Tendon injuries are common and present a clinical challenge because they often respond poorly to treatment and require prolonged rehabilitation. Current treatments often do not completely repair or regenerate the injured or diseased tendon to its native composition, structure, and mechanical properties. Stem cell-based therapies have brought new hope for tissue repair and regeneration, including that for tendon rupture and tendinopathy. Despite tremendous effort and progress, the success of stem cell-based studies on tendon repair and regeneration has mainly been limited to preclinical studies with few clinical applications.

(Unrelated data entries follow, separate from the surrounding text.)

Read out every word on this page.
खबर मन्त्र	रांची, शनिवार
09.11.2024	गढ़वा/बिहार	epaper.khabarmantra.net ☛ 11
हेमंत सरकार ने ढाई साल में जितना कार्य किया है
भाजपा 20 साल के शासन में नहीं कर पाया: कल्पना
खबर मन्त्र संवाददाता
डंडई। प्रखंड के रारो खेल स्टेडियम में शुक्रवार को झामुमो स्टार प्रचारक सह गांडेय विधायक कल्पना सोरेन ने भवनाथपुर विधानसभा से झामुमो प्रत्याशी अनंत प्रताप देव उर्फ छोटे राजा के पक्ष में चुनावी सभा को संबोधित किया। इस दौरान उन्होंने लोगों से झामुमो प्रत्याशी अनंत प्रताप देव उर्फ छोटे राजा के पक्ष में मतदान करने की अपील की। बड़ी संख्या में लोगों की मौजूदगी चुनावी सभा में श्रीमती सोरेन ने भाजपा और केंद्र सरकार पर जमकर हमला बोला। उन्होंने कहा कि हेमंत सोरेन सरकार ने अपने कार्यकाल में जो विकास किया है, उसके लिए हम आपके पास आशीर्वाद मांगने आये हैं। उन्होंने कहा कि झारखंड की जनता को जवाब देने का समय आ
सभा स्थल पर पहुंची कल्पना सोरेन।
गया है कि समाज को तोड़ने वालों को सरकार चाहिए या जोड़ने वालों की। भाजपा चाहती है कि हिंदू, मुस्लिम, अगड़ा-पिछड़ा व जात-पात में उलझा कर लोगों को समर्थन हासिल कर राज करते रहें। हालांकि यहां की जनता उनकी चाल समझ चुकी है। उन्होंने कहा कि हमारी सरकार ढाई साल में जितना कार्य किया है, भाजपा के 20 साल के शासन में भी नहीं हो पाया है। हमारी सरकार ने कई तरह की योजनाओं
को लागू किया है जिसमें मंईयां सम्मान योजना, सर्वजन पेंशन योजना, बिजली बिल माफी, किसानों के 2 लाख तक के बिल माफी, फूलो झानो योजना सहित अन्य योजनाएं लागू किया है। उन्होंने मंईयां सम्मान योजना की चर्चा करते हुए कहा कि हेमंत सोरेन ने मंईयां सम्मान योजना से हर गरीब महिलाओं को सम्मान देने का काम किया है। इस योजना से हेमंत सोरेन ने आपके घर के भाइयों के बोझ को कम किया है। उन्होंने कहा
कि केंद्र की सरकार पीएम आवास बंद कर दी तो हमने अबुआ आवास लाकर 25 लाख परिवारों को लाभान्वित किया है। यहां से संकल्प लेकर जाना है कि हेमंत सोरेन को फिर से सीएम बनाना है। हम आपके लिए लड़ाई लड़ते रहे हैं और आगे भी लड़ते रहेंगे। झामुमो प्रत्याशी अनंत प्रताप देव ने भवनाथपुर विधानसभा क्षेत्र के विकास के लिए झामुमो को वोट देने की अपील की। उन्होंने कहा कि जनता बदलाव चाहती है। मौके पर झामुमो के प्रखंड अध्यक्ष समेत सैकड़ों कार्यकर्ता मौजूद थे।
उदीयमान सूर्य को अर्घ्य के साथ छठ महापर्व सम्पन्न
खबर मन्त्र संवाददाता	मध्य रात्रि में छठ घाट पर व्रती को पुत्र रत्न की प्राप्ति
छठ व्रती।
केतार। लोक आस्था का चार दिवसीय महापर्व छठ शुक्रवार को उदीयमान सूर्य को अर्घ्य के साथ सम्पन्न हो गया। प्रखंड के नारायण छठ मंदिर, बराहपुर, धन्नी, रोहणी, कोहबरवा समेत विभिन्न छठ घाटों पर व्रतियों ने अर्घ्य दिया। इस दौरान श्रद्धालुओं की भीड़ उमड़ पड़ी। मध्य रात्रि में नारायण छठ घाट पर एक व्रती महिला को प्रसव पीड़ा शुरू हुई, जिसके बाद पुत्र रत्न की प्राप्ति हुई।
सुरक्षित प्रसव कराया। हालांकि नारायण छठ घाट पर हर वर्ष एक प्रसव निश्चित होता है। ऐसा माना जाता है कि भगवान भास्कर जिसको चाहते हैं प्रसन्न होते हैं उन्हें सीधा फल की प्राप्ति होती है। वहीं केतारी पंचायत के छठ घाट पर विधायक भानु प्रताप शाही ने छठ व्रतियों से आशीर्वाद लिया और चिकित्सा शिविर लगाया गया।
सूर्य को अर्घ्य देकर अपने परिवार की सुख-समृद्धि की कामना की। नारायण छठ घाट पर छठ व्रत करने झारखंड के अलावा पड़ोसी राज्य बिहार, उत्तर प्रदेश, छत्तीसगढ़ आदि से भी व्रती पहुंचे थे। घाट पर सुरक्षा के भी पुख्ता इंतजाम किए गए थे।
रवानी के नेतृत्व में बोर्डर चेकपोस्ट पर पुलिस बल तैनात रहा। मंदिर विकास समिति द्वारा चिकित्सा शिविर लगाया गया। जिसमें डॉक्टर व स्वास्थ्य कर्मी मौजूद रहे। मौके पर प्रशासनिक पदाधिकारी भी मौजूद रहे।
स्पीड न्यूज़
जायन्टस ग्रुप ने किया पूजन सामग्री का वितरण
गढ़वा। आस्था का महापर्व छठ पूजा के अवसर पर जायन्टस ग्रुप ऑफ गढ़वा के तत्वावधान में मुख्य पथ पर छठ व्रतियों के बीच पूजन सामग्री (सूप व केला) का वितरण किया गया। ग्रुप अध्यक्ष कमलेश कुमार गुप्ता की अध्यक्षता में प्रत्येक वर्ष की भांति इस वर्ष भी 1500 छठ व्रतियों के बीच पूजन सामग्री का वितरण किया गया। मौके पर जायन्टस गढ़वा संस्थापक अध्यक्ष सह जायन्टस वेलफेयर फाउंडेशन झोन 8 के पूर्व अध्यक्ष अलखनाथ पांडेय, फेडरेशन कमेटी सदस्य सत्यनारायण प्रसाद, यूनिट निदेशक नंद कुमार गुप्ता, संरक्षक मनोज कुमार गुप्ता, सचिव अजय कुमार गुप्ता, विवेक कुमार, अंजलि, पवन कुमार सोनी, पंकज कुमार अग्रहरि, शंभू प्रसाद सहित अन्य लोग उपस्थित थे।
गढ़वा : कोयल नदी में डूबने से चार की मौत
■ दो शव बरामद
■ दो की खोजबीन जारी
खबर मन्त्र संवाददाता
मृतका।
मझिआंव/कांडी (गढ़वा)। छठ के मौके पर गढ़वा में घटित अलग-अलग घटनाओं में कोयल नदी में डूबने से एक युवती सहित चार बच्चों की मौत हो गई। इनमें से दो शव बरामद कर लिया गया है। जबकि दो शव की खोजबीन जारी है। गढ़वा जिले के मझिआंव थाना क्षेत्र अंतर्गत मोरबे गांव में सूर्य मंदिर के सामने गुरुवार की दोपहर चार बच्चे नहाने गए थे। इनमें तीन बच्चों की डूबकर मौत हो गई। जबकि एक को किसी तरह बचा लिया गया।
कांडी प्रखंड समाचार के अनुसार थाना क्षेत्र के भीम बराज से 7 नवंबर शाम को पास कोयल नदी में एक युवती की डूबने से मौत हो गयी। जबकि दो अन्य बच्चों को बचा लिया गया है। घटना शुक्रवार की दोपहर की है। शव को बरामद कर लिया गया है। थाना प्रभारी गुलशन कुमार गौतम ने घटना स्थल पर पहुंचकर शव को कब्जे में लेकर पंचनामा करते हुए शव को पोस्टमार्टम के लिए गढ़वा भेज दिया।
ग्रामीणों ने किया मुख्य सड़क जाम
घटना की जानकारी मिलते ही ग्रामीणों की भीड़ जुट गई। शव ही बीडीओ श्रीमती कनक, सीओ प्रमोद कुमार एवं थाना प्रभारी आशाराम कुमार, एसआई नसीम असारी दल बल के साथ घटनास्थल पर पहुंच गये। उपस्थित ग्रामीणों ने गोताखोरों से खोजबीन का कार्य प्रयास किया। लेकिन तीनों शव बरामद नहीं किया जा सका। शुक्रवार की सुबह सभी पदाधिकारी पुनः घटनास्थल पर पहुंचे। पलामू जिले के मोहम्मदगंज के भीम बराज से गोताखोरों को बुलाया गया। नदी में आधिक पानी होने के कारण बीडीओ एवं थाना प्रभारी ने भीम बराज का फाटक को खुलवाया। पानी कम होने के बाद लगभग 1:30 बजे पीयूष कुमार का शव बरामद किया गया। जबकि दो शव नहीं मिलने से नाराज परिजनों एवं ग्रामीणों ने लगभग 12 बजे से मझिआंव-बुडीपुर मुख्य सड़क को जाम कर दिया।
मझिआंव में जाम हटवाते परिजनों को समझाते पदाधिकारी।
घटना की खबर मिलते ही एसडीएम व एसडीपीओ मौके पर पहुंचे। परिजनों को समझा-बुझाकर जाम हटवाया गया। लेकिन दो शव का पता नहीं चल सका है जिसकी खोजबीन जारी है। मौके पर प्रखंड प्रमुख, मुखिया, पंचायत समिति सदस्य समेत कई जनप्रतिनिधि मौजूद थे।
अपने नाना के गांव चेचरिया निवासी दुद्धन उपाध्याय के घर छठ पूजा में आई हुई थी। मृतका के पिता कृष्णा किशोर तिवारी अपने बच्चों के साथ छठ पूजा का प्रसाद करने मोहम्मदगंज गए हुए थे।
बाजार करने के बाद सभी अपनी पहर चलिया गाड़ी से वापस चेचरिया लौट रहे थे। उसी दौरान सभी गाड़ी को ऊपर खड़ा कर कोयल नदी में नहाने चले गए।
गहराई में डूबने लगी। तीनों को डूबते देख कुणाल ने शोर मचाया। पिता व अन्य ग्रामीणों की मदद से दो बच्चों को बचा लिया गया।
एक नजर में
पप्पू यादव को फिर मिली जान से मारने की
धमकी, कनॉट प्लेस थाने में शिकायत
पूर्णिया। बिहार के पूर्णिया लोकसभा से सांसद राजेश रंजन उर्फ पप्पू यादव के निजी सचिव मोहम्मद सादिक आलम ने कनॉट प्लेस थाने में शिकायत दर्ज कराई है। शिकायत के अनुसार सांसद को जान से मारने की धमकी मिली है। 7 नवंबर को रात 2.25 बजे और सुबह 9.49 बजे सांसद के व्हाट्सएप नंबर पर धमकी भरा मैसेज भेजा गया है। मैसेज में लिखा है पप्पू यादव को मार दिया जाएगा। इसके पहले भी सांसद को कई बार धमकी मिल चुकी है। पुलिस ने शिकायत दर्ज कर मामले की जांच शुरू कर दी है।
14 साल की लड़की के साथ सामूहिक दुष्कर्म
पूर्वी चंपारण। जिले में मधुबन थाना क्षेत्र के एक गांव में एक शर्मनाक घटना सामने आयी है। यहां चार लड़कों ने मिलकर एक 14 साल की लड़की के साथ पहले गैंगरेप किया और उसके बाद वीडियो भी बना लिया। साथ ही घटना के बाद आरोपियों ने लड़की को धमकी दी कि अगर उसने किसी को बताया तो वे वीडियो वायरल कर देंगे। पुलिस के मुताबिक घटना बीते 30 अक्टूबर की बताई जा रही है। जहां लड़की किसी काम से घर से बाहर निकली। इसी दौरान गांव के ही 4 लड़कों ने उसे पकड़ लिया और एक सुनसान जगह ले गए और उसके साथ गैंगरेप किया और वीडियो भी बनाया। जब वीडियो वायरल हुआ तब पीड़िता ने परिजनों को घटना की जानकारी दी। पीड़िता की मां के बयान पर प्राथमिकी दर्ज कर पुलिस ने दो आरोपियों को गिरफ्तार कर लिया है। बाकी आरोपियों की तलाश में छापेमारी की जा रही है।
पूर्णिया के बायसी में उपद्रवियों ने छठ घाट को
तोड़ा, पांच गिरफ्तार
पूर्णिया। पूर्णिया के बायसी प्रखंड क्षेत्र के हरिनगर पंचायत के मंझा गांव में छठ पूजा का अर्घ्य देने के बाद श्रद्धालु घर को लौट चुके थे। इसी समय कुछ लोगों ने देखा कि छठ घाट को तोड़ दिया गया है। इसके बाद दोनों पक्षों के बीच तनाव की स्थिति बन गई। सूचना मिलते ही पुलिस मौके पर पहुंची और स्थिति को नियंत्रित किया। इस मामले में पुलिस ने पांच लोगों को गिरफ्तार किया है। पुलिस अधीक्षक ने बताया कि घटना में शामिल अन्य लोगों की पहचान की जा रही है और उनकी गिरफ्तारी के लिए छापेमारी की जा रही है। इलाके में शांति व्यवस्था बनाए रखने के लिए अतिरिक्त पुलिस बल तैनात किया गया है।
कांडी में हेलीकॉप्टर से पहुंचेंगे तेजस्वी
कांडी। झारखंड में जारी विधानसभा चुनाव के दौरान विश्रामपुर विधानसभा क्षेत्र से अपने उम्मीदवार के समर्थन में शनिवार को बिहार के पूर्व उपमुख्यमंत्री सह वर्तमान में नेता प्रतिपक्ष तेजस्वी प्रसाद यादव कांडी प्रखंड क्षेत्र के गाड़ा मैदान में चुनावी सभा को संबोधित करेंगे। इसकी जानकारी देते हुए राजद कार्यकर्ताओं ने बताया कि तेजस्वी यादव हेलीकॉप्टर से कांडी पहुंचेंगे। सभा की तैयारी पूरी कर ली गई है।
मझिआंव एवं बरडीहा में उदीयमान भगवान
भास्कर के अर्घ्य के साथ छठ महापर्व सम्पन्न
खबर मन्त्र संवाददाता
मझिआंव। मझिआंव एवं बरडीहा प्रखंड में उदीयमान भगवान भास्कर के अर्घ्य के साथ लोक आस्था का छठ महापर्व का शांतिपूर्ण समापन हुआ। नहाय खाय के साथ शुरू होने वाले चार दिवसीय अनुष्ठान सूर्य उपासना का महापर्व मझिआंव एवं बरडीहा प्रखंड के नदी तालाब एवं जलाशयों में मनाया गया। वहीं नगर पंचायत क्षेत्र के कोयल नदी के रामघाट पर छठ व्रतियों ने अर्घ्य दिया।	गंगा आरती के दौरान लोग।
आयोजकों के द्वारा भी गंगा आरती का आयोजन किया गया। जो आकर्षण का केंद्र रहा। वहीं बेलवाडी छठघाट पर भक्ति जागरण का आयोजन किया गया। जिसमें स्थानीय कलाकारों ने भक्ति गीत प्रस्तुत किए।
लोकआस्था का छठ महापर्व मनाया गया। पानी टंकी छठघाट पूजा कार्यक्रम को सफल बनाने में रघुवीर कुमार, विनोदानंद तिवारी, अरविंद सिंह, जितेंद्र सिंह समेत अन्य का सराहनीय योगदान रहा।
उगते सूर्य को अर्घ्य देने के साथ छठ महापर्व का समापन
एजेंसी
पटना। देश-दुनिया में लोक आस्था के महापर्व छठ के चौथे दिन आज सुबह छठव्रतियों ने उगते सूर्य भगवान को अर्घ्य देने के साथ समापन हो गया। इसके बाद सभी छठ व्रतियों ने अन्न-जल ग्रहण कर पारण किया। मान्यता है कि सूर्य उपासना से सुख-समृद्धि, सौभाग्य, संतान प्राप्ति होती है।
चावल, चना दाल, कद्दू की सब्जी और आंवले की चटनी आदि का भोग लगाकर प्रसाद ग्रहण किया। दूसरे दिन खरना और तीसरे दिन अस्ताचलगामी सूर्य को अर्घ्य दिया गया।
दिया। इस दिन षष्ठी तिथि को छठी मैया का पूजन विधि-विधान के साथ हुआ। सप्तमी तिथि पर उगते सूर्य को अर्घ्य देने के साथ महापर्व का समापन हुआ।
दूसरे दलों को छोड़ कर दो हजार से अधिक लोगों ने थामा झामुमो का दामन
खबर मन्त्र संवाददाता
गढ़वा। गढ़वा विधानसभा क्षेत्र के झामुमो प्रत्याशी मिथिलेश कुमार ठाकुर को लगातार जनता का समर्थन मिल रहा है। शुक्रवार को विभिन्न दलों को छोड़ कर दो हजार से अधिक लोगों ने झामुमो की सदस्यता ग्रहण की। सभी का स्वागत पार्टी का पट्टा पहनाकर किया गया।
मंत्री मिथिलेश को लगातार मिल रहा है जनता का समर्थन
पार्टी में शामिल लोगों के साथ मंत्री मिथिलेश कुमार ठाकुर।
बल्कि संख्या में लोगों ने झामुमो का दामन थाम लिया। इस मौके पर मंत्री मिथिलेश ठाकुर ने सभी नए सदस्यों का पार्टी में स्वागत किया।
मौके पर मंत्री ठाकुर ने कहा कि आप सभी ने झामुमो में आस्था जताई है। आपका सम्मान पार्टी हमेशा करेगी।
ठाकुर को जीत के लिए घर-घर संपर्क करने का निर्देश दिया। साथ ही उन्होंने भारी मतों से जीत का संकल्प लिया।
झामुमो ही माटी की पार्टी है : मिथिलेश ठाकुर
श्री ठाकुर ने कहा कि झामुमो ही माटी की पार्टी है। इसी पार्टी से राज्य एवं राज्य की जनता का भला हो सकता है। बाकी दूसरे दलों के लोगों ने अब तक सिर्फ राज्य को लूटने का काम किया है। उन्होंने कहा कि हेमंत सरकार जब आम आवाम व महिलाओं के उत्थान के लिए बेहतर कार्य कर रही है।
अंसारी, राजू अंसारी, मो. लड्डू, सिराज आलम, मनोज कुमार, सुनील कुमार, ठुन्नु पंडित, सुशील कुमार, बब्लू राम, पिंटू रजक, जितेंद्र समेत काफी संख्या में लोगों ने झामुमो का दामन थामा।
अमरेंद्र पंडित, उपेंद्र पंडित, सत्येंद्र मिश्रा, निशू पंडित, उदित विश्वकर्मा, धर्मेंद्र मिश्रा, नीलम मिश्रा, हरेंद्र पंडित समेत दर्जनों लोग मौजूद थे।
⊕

In this concise review, we discuss basic understanding and translational challenges of using mesenchymal stem cells (MSCs) for tendon repair and regeneration, with a focus on (1) tendon stem/progenitor cells (TSPCs) and therapeutic approaches using TSPCs and other MSCs, (2) regulation of fate determination in MSCs for tendon-lineage differentiation, (3) pretreatment and condition of stem/progenitor cells for transplantation, and (4) a treatment approach that involves stimulating endogenous stem cells to enhance tendon healing. The review concludes with discussion on future directions.
Keywords: MSC; TSPC; mesenchymal stem cells; tendinopathy; tendon rupture; tendon stem/progenitor cells.
© 2016 New York Academy of Sciences.